Glad to see im not the only one having these problems too


----------



## mattlock (Dec 28, 2005)

*Re: ASUS P5N-E SLI motherboard help*



robbiep said:


> Only about 3 or 4 mins. when I turned the PC on the cpu temp was at 28°c but it kept increasing by a couple of °c every second till it reached 64°c and powerd down
> 
> Again, I believe it is hitting thermal trip and shutting down. If shuts down at or around that temp everytime that confirms it. You need to get some good thermal compound (Arctic Silver 5) you should be able to get at Radio Shack, Frys, Circuit City, etc. apply it according to the instructions here http://www.arcticsilver.com/arctic_silver_instructions.htm and reseat the heatsink. Follow the instructions in the Asus manual for installing the heatsink. It's very easy to install it uneven and the result is poor cooling and a hot CPU.
> 
> ...


18 amps on the 12v rail is insufficient. We recommend at least 26 amps available on the 12v rail for modern PCI-E based boards, but even going by the Asus recommendation in your manual (which in my opinion is too low) you need 20amps.

Reseat the heatsink, check the temps again, and post back.


----------



## robbiep (Jan 6, 2008)

*Re: ASUS P5N-E SLI motherboard help*



mattlock said:


> 18 amps on the 12v rail is insufficient. We recommend at least 26 amps available on the 12v rail for modern PCI-E based boards, but even going by the Asus recommendation in your manual (which in my opinion is too low) you need 20amps.
> 
> Reseat the heatsink, check the temps again, and post back.


Iv'e reset the heatsink, removed the stock thermal paste and applyed new thermal paste after 20 mins my temps are

CPU - 46
MB - 29

I also tested my system at http://www.extreme.outervision.com/psucalculator.jsp and seen that it only needs 279W so I think the quality of power is the problem as apposed to the wattage. So iv'e bought a Corsair HX Series 520W Modular PSU


----------



## mattlock (Dec 28, 2005)

*Re: ASUS P5N-E SLI motherboard help*

Good choice of PSU for your current setup although you have very little head room for future upgrades. 

That temp is much better.
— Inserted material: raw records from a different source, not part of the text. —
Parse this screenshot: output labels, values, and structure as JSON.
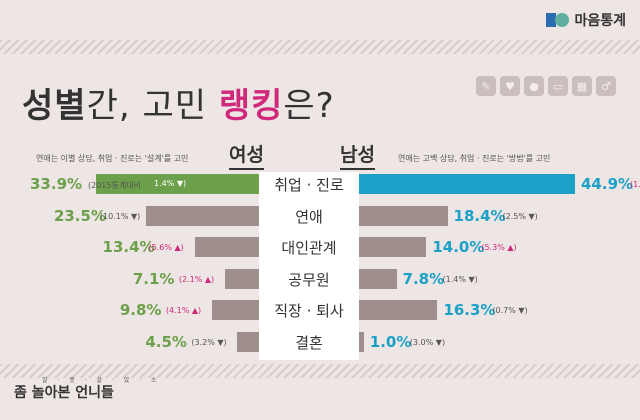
{
  "brand": {
    "name": "마음통계"
  },
  "title": {
    "part1": "성별",
    "part2": "간, 고민 ",
    "part3": "랭킹",
    "part4": "은?"
  },
  "captions": {
    "female": "연애는 이별 상담, 취업 · 진로는 '설계'를 고민",
    "male": "연애는 고백 상담, 취업 · 진로는 '방법'를 고민"
  },
  "headers": {
    "female": "여성",
    "male": "남성"
  },
  "first_row_note": "(2015통계대비",
  "footer": {
    "tagline": "잘 · 못 · 살 · 았 · 소",
    "name_a": "좀 놀아본 언니들"
  },
  "icons": [
    "pen-icon",
    "heart-icon",
    "person-icon",
    "book-icon",
    "gift-icon",
    "gender-icon"
  ],
  "chart_data": {
    "type": "bar",
    "orientation": "horizontal-diverging",
    "categories": [
      "취업 · 진로",
      "연애",
      "대인관계",
      "공무원",
      "직장 · 퇴사",
      "결혼"
    ],
    "series": [
      {
        "name": "여성",
        "values": [
          33.9,
          23.5,
          13.4,
          7.1,
          9.8,
          4.5
        ],
        "value_labels": [
          "33.9%",
          "23.5%",
          "13.4%",
          "7.1%",
          "9.8%",
          "4.5%"
        ],
        "change_labels": [
          "1.4%",
          "(10.1%",
          "(5.6%",
          "(2.1%",
          "(4.1%",
          "(3.2%"
        ],
        "change_dirs": [
          "down",
          "down",
          "up",
          "up",
          "up",
          "down"
        ]
      },
      {
        "name": "남성",
        "values": [
          44.9,
          18.4,
          14.0,
          7.8,
          16.3,
          1.0
        ],
        "value_labels": [
          "44.9%",
          "18.4%",
          "14.0%",
          "7.8%",
          "16.3%",
          "1.0%"
        ],
        "change_labels": [
          "(1.3%",
          "(2.5%",
          "(5.3%",
          "(1.4%",
          "(0.7%",
          "(3.0%"
        ],
        "change_dirs": [
          "up",
          "down",
          "up",
          "down",
          "down",
          "down"
        ]
      }
    ],
    "xlim": [
      0,
      45
    ],
    "colors": {
      "female_top": "#6da04a",
      "male_top": "#1ba0c7",
      "other": "#9e8f8c",
      "up": "#d0287a"
    }
  }
}
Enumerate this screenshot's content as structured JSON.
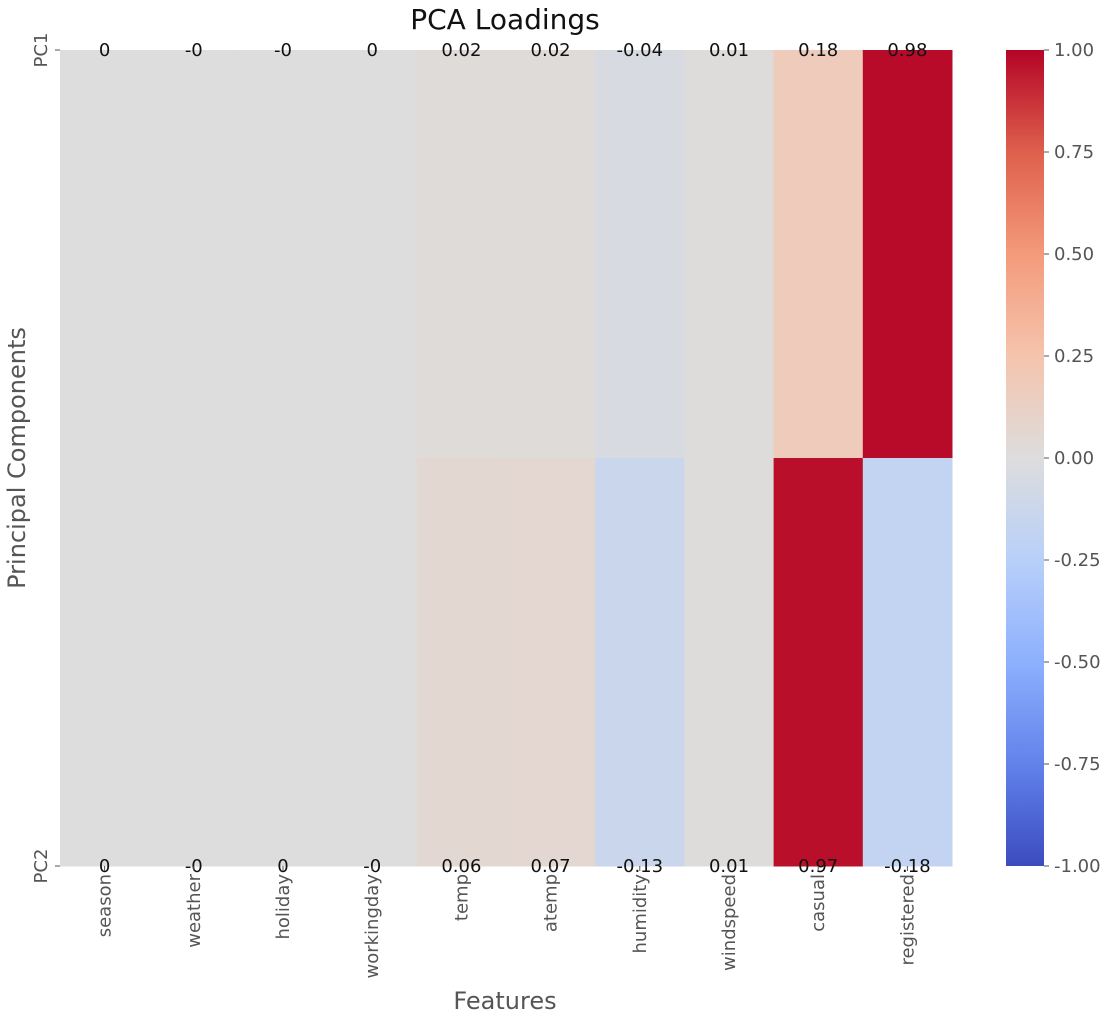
{
  "chart_data": {
    "type": "heatmap",
    "title": "PCA Loadings",
    "xlabel": "Features",
    "ylabel": "Principal Components",
    "rows": [
      "PC1",
      "PC2"
    ],
    "columns": [
      "season",
      "weather",
      "holiday",
      "workingday",
      "temp",
      "atemp",
      "humidity",
      "windspeed",
      "casual",
      "registered"
    ],
    "values": [
      [
        0.0,
        -0.001,
        -0.001,
        0.0,
        0.02,
        0.02,
        -0.04,
        0.01,
        0.18,
        0.98
      ],
      [
        0.0,
        -0.001,
        0.0,
        -0.001,
        0.06,
        0.07,
        -0.13,
        0.01,
        0.97,
        -0.18
      ]
    ],
    "cell_labels": [
      [
        "0",
        "-0",
        "-0",
        "0",
        "0.02",
        "0.02",
        "-0.04",
        "0.01",
        "0.18",
        "0.98"
      ],
      [
        "0",
        "-0",
        "0",
        "-0",
        "0.06",
        "0.07",
        "-0.13",
        "0.01",
        "0.97",
        "-0.18"
      ]
    ],
    "colormap": "coolwarm",
    "vmin": -1.0,
    "vmax": 1.0,
    "colorbar_ticks": [
      1.0,
      0.75,
      0.5,
      0.25,
      0.0,
      -0.25,
      -0.5,
      -0.75,
      -1.0
    ],
    "colorbar_tick_labels": [
      "1.00",
      "0.75",
      "0.50",
      "0.25",
      "0.00",
      "-0.25",
      "-0.50",
      "-0.75",
      "-1.00"
    ]
  }
}
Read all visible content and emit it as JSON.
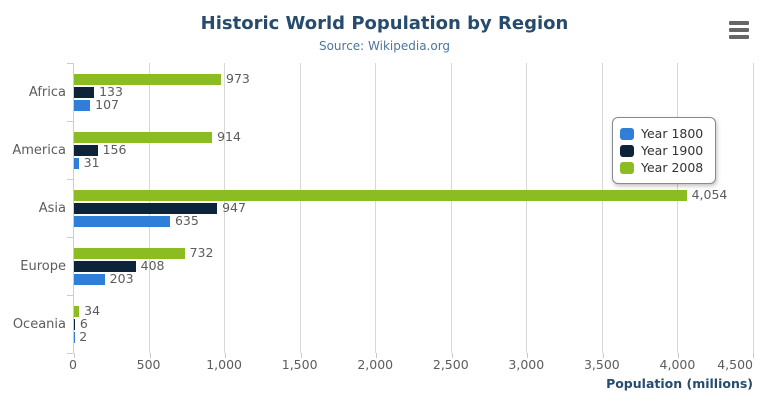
{
  "header": {
    "title": "Historic World Population by Region",
    "subtitle": "Source: Wikipedia.org"
  },
  "menu": {
    "icon": "hamburger-icon"
  },
  "chart_data": {
    "type": "bar",
    "orientation": "horizontal",
    "title": "Historic World Population by Region",
    "subtitle": "Source: Wikipedia.org",
    "categories": [
      "Africa",
      "America",
      "Asia",
      "Europe",
      "Oceania"
    ],
    "series": [
      {
        "name": "Year 1800",
        "color": "#2f7ed8",
        "values": [
          107,
          31,
          635,
          203,
          2
        ]
      },
      {
        "name": "Year 1900",
        "color": "#0d233a",
        "values": [
          133,
          156,
          947,
          408,
          6
        ]
      },
      {
        "name": "Year 2008",
        "color": "#8bbc21",
        "values": [
          973,
          914,
          4054,
          732,
          34
        ]
      }
    ],
    "bar_order_top_to_bottom": [
      "Year 2008",
      "Year 1900",
      "Year 1800"
    ],
    "data_labels": [
      "107",
      "133",
      "973",
      "31",
      "156",
      "914",
      "635",
      "947",
      "4,054",
      "203",
      "408",
      "732",
      "2",
      "6",
      "34"
    ],
    "xlabel": "Population (millions)",
    "ylabel": "",
    "xlim": [
      0,
      4500
    ],
    "x_tick_interval": 500,
    "x_tick_labels": [
      "0",
      "500",
      "1,000",
      "1,500",
      "2,000",
      "2,500",
      "3,000",
      "3,500",
      "4,000",
      "4,500"
    ],
    "grid": true,
    "legend_position": "right",
    "legend_entries": [
      "Year 1800",
      "Year 1900",
      "Year 2008"
    ]
  },
  "colors": {
    "title": "#274b6d",
    "subtitle": "#4d759e",
    "axis_label": "#5c5c5c",
    "data_label": "#5c5c5c",
    "gridline": "#d8d8d8",
    "axis_line": "#c0d0e0",
    "legend_border": "#8a8a8a",
    "legend_text": "#333333",
    "menu_icon": "#666666"
  }
}
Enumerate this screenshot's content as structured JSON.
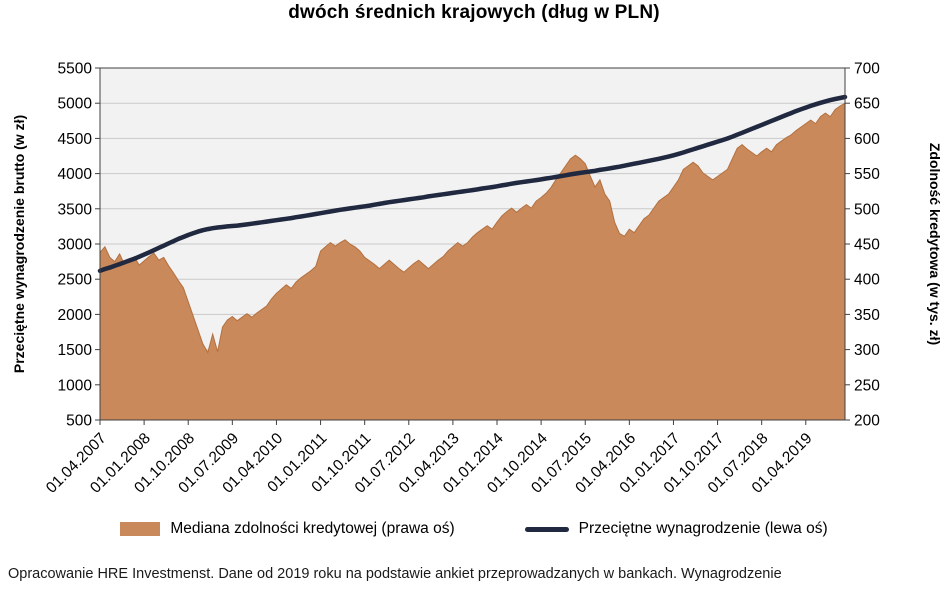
{
  "chart_data": {
    "type": "area",
    "title": "dwóch średnich krajowych (dług w PLN)",
    "grid_color": "#C9C9C9",
    "plot_bg": "#F2F2F2",
    "border_color": "#404040",
    "left_axis": {
      "label": "Przeciętne wynagrodzenie brutto (w zł)",
      "min": 500,
      "max": 5500,
      "step": 500
    },
    "right_axis": {
      "label": "Zdolność kredytowa (w tys. zł)",
      "min": 200,
      "max": 700,
      "step": 50
    },
    "x_tick_every_n_points": 9,
    "x_tick_labels": [
      "01.04.2007",
      "01.01.2008",
      "01.10.2008",
      "01.07.2009",
      "01.04.2010",
      "01.01.2011",
      "01.10.2011",
      "01.07.2012",
      "01.04.2013",
      "01.01.2014",
      "01.10.2014",
      "01.07.2015",
      "01.04.2016",
      "01.01.2017",
      "01.10.2017",
      "01.07.2018",
      "01.04.2019"
    ],
    "series": [
      {
        "name": "Mediana zdolności kredytowej (prawa oś)",
        "type": "area",
        "axis": "right",
        "color": "#C9895A",
        "edge": "#B4703F",
        "values": [
          438,
          446,
          431,
          425,
          436,
          421,
          427,
          432,
          420,
          426,
          432,
          437,
          427,
          431,
          419,
          409,
          398,
          388,
          368,
          348,
          328,
          308,
          296,
          322,
          297,
          332,
          342,
          347,
          341,
          346,
          351,
          346,
          352,
          357,
          362,
          372,
          380,
          386,
          392,
          387,
          396,
          402,
          407,
          412,
          418,
          440,
          446,
          452,
          447,
          452,
          456,
          450,
          446,
          440,
          431,
          426,
          421,
          415,
          421,
          427,
          421,
          415,
          410,
          416,
          422,
          427,
          421,
          415,
          421,
          427,
          432,
          440,
          446,
          452,
          447,
          452,
          460,
          466,
          471,
          476,
          471,
          481,
          490,
          496,
          501,
          495,
          501,
          506,
          501,
          511,
          516,
          522,
          530,
          541,
          551,
          561,
          571,
          576,
          571,
          564,
          547,
          531,
          541,
          521,
          511,
          481,
          465,
          461,
          471,
          466,
          476,
          486,
          491,
          501,
          511,
          516,
          521,
          531,
          541,
          556,
          561,
          566,
          561,
          551,
          546,
          541,
          546,
          551,
          556,
          571,
          586,
          591,
          585,
          580,
          575,
          581,
          586,
          581,
          591,
          596,
          601,
          605,
          611,
          616,
          621,
          626,
          621,
          631,
          636,
          631,
          641,
          646,
          650
        ]
      },
      {
        "name": "Przeciętne wynagrodzenie (lewa oś)",
        "type": "line",
        "axis": "left",
        "color": "#20293F",
        "values": [
          2620,
          2645,
          2665,
          2690,
          2715,
          2740,
          2765,
          2790,
          2820,
          2850,
          2880,
          2912,
          2944,
          2976,
          3008,
          3040,
          3072,
          3100,
          3128,
          3152,
          3176,
          3196,
          3212,
          3224,
          3234,
          3242,
          3250,
          3256,
          3262,
          3270,
          3278,
          3288,
          3298,
          3308,
          3318,
          3328,
          3338,
          3348,
          3358,
          3368,
          3380,
          3390,
          3402,
          3414,
          3426,
          3438,
          3450,
          3462,
          3474,
          3486,
          3496,
          3506,
          3516,
          3526,
          3536,
          3546,
          3558,
          3570,
          3582,
          3594,
          3604,
          3614,
          3624,
          3634,
          3644,
          3654,
          3664,
          3676,
          3686,
          3696,
          3706,
          3716,
          3726,
          3736,
          3746,
          3756,
          3766,
          3776,
          3788,
          3798,
          3808,
          3820,
          3832,
          3844,
          3856,
          3868,
          3878,
          3888,
          3898,
          3908,
          3918,
          3930,
          3940,
          3952,
          3964,
          3976,
          3988,
          4000,
          4010,
          4020,
          4030,
          4040,
          4052,
          4062,
          4074,
          4086,
          4098,
          4112,
          4126,
          4140,
          4154,
          4168,
          4182,
          4196,
          4210,
          4226,
          4242,
          4260,
          4280,
          4300,
          4322,
          4344,
          4366,
          4388,
          4410,
          4432,
          4454,
          4476,
          4498,
          4524,
          4552,
          4580,
          4608,
          4636,
          4664,
          4692,
          4720,
          4748,
          4776,
          4804,
          4832,
          4860,
          4888,
          4914,
          4938,
          4962,
          4984,
          5006,
          5026,
          5044,
          5060,
          5074,
          5088
        ]
      }
    ]
  },
  "footer": {
    "text": "Opracowanie HRE Investmenst. Dane od 2019 roku na podstawie ankiet przeprowadzanych w bankach. Wynagrodzenie"
  }
}
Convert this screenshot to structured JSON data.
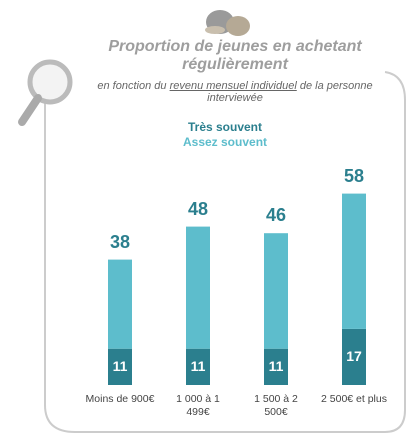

It'll drop a little more as the compound cures. If you have good air flow in the case and are not overclocking, the cpu temp should be in the mid to high 30s at idle. Is the temp reading from the Bios or from inside Windows?

Is you're system now stable?


----------



## robbiep (Jan 6, 2008)

*Re: ASUS P5N-E SLI motherboard help*



mattlock said:


> Good choice of PSU for your current setup although you have very little head room for future upgrades.
> 
> That temp is much better. It'll drop a little more as the compound cures. If you have good air flow in the case and are not overclocking, the cpu temp should be in the mid to high 30s at idle. Is the temp reading from the Bios or from inside Windows?
> 
> Is you're system now stable?


I was on a tight budget so I had to choose the 520W over 620W if I upgrade in the future i'll know to get a more powerfull PSU.

I have 4 fans in my case so there should be a good airflow and im not overclocking.

The temp is from the BIOS inside windows and my system seems to be stable now


----------



## mattlock (Dec 28, 2005)

*Re: ASUS P5N-E SLI motherboard help*

Since your system is now stable, I'm going to have this thread marked as resolved. 

Thanks for using TSF, we are always here and happy to help. wave:


----------



## robbiep (Jan 6, 2008)

Iv'e got everything fixed now thanks for all your help :grin:


----------